Kitty could not have been more shocked if Maria had said she was to be entered in a livestock competition. "Married! How is this? And what has it to do with Lady Catherine?"

"What a coil! Charlotte writes that Lady Catherine has contrived to find a match for me from among ... from among her tenants!"

"A tenant," she responded blankly. "Do you mean a farmer?"

"Oh, I do not know. And now the letter is all but ruined and I cannot give it to Mama in such a state. And indeed I do not know if I should want to. But still it has been three days and soon Charlotte will wonder why she has had no response and then she will--"

"Enough, Maria," Kitty interrupted. "That is the least of your worries. Does not your papa allow the hounds into the house?"

"That is our chief torment for they will be in and out of one's chamber with their great noses and paws, and they will try to eat from one's plate at tea and Papa will laugh as though it is some great jest, and Mama says she is blessed if she will bear such--"

Again, Kitty cut her off. "All you must do is bring it to your mama and tell her it was in the dirt near the kennel and she will have it that one of the beasts took it there. See if you cannot compel one of them to eat a corner of it."

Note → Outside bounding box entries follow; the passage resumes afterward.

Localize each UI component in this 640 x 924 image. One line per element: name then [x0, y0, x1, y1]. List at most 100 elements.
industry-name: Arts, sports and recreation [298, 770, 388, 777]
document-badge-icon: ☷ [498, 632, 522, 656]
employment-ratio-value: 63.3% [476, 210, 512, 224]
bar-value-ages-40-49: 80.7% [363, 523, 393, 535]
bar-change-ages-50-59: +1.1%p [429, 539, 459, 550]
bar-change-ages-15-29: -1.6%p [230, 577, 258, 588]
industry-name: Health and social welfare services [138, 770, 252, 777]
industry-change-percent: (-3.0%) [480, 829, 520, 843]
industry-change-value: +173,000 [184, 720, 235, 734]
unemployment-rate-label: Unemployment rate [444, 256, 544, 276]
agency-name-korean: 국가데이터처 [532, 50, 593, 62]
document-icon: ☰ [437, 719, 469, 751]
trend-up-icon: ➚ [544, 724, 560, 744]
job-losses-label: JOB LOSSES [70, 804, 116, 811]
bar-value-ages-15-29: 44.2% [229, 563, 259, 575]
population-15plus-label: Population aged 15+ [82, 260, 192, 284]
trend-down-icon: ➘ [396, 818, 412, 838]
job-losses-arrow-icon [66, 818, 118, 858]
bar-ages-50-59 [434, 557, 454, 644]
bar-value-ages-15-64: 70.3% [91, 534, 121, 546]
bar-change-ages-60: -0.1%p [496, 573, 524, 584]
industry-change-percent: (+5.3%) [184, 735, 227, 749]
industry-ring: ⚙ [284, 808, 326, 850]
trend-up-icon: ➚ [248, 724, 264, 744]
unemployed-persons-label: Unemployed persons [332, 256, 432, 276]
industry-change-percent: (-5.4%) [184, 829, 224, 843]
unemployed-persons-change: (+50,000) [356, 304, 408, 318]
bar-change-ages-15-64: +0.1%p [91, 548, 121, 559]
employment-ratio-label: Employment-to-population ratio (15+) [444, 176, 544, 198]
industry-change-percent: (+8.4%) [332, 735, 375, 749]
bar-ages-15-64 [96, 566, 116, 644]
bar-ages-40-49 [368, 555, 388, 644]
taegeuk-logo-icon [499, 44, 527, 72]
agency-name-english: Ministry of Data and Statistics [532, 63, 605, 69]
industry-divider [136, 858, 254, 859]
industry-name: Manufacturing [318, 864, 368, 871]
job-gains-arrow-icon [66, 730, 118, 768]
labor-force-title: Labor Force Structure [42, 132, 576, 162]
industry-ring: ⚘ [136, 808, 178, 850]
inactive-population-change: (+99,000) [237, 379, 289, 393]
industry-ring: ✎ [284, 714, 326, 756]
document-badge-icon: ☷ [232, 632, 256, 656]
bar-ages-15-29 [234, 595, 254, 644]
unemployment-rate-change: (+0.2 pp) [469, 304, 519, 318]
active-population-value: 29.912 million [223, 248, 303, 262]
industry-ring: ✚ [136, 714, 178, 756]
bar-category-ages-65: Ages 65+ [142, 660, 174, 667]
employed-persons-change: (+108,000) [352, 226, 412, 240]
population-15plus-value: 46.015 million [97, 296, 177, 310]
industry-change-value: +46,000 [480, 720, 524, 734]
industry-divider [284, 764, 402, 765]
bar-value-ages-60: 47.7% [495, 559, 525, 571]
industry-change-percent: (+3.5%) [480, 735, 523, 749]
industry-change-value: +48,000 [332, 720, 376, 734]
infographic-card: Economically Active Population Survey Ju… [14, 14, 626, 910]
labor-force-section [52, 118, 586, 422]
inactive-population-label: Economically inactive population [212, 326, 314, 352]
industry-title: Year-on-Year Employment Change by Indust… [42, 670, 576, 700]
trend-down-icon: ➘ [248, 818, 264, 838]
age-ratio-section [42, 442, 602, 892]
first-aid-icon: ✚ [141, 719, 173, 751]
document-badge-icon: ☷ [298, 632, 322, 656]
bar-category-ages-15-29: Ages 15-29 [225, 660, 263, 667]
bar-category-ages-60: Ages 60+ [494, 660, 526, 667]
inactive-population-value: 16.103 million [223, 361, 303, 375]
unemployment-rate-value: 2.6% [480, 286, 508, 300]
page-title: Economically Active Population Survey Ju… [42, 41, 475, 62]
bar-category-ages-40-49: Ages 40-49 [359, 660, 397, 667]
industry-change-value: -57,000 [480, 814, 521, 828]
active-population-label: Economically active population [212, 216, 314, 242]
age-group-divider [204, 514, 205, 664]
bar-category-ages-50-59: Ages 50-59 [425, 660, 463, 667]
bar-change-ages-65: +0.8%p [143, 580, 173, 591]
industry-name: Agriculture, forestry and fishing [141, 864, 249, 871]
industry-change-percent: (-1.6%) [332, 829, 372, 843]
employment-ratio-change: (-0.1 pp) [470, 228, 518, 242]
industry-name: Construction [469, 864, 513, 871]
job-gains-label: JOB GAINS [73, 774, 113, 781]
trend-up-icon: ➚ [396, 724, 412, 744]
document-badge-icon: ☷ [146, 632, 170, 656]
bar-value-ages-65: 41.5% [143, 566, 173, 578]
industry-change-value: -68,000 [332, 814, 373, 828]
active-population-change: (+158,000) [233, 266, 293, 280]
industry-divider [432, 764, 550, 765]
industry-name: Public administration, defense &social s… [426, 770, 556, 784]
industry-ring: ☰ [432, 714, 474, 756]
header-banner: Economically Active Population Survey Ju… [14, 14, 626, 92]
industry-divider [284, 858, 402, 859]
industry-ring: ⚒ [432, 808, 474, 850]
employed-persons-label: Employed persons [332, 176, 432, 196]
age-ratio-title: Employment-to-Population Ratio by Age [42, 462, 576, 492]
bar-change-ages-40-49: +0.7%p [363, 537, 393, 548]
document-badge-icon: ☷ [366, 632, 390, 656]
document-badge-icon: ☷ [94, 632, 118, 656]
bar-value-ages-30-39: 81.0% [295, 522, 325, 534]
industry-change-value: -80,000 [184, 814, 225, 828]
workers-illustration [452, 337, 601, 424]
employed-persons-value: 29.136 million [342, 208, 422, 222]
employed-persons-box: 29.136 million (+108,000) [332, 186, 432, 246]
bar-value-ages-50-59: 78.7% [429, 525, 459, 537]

Maria was much struck at this wise suggestion and determined to put it into practice at once. "Now," said Kitty, "do you have the letter on your person? For I cannot advise you unless I am made privy to all."


Because the social intercourse between the Bennet Family and the Gardiners of London was longstanding, frequent and affectionate, the way from Longbourne to London was familiar to Mary. Indeed, other than a glimpse of Mrs. Alcott's brown and white pig, made much of in their small community for its resemblance to the former Prime Minister, the first miles of the journey introduced no novelty. Their travels had begun early enough in the day to allow a call on the Gardiners with the motive, Mary both suspected and approved, of being entreated to stay the night and thus avoid the expense of a night at an inn.

Inns held no charm for Mary Bennet, indeed quite the reverse. Mary had stayed at an inn but once, and alive to her mother's fears that the sheets might not be well aired, had been unable to pass the night without interruption, prompted by a niggling sense that guests of a more minute and multi-legged variety shared the bed with her. This fancy she was not able to dismiss and passed the night in a state of elevated awareness.

Too, Mary was truly fond of her aunt and uncle, if somewhat jealous of their attentions to her sisters. Jane and Elizabeth were clear favorites, and even Lydia enjoyed a somewhat tarnished vestige of their good will. Still, there was every chance they might turn their fancy toward her, now that their elder nieces were occupied with their marriages and the duties of managing far larger houses and staffs than had been their wont to anticipate.

As they entered the City, Mr. Bennet pulled himself from his dozing ruminations to the extent that he pointed out such interesting sights as they encountered on their way to Gracechurch Street: the Dome of St. Paul's,  Wren's monument to the Great Fire of London, and the Leadenhall Market. Mary was suitably amazed, and searched for some appropriate comment to make but could think of none, other than that the dome was very fine, the monument impressive and the market full of amazingly shrill sounds. These utterances, however, seemed to satisfy her father's expectations and no more was said until they reached their destination.